To find the current level of carbon monoxide, we need to substitute t=0 in the given equation and solve for A. $$ A = 0.4t^2 + 0.1t + 3.1 $$ Substitute t=0: $$ A = 0.4(0)^2 + 0.1(0) + 3.1 $$ Simplify: $$ A = 0 + 0 + 3.1 $$ The current level of carbon monoxide in the air is 3.1 parts per million.

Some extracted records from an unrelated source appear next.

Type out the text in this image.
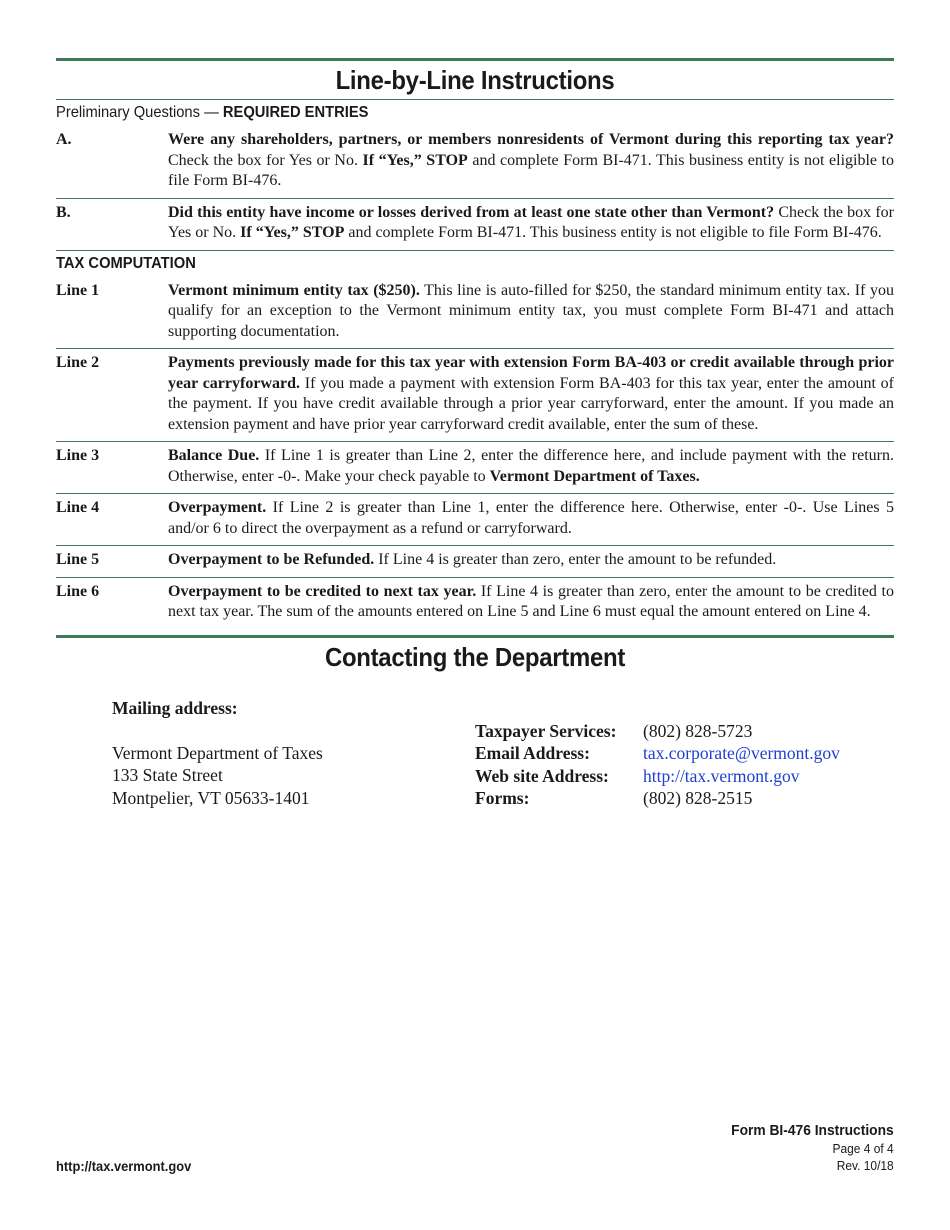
Line-by-Line Instructions
Preliminary Questions — REQUIRED ENTRIES
A.	Were any shareholders, partners, or members nonresidents of Vermont during this reporting tax year? Check the box for Yes or No. If “Yes,” STOP and complete Form BI-471. This business entity is not eligible to file Form BI-476.
B.	Did this entity have income or losses derived from at least one state other than Vermont? Check the box for Yes or No. If “Yes,” STOP and complete Form BI-471. This business entity is not eligible to file Form BI-476.
TAX COMPUTATION
Line 1	Vermont minimum entity tax ($250). This line is auto-filled for $250, the standard minimum entity tax. If you qualify for an exception to the Vermont minimum entity tax, you must complete Form BI-471 and attach supporting documentation.
Line 2	Payments previously made for this tax year with extension Form BA-403 or credit available through prior year carryforward. If you made a payment with extension Form BA-403 for this tax year, enter the amount of the payment. If you have credit available through a prior year carryforward, enter the amount. If you made an extension payment and have prior year carryforward credit available, enter the sum of these.
Line 3	Balance Due. If Line 1 is greater than Line 2, enter the difference here, and include payment with the return. Otherwise, enter -0-. Make your check payable to Vermont Department of Taxes.
Line 4	Overpayment. If Line 2 is greater than Line 1, enter the difference here. Otherwise, enter -0-. Use Lines 5 and/or 6 to direct the overpayment as a refund or carryforward.
Line 5	Overpayment to be Refunded. If Line 4 is greater than zero, enter the amount to be refunded.
Line 6	Overpayment to be credited to next tax year. If Line 4 is greater than zero, enter the amount to be credited to next tax year. The sum of the amounts entered on Line 5 and Line 6 must equal the amount entered on Line 4.
Contacting the Department
Mailing address:
Vermont Department of Taxes
133 State Street
Montpelier, VT 05633-1401
Taxpayer Services:	(802) 828-5723
Email Address:	tax.corporate@vermont.gov
Web site Address:	http://tax.vermont.gov
Forms:	(802) 828-2515
http://tax.vermont.gov
Form BI-476 Instructions
Page 4 of 4
Rev. 10/18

To find the time when the level of carbon monoxide reaches 18.1 parts per million, we need to substitute A=18.1 in the given equation and solve for t. $$ A = 0.4t^2 + 0.1t + 3.1 $$ Substitute A=18.1: $$ 18.1 = 0.4t^2 + 0.1t + 3.1 $$ We need to solve the quadratic equation for t. First, we can subtract 18.1 from both sides to move all the terms to one side and simplify: $$ 0 = 0.4t^2 + 0.1t - 15 $$ We will solve this quadratic equation using the quadratic formula: $$ t=\frac{-b\pm\sqrt{b^2-4ac}}{2a} $$ In our equation, a=0.4, b=0.1, and c=-15. Substitute the values and solve for t: $$ t=\frac{-0.1\pm\sqrt{(0.1)^2-4(0.4)(-15)}}{2(0.4)} $$ Simplify: $$ t=\frac{-0.1\pm\sqrt{0.01+24}}{0.8} $$ $$ t=\frac{-0.1\pm\sqrt{24.01}}{0.8} $$ Now we have two possible solutions for t: $$ t_1=\frac{-0.1+\sqrt{24.01}}{0.8} $$ $$ t_2=\frac{-0.1-\sqrt{24.01}}{0.8} $$ Calculate the values of \(t_1\) and \(t_2\): $$ t_1 \approx 5.30 $$ $$ t_2 \approx -5.62 $$ Since we are measuring time in years, a negative value for t doesn't make sense in this context. Therefore, the level of carbon monoxide will be at 18.1 parts per million in approximately 5.30 years from now. The current level of carbon monoxide in the air is 3.1 parts per million (a). The level will reach 18.1 parts per million in approximately 5.30 years from now (b).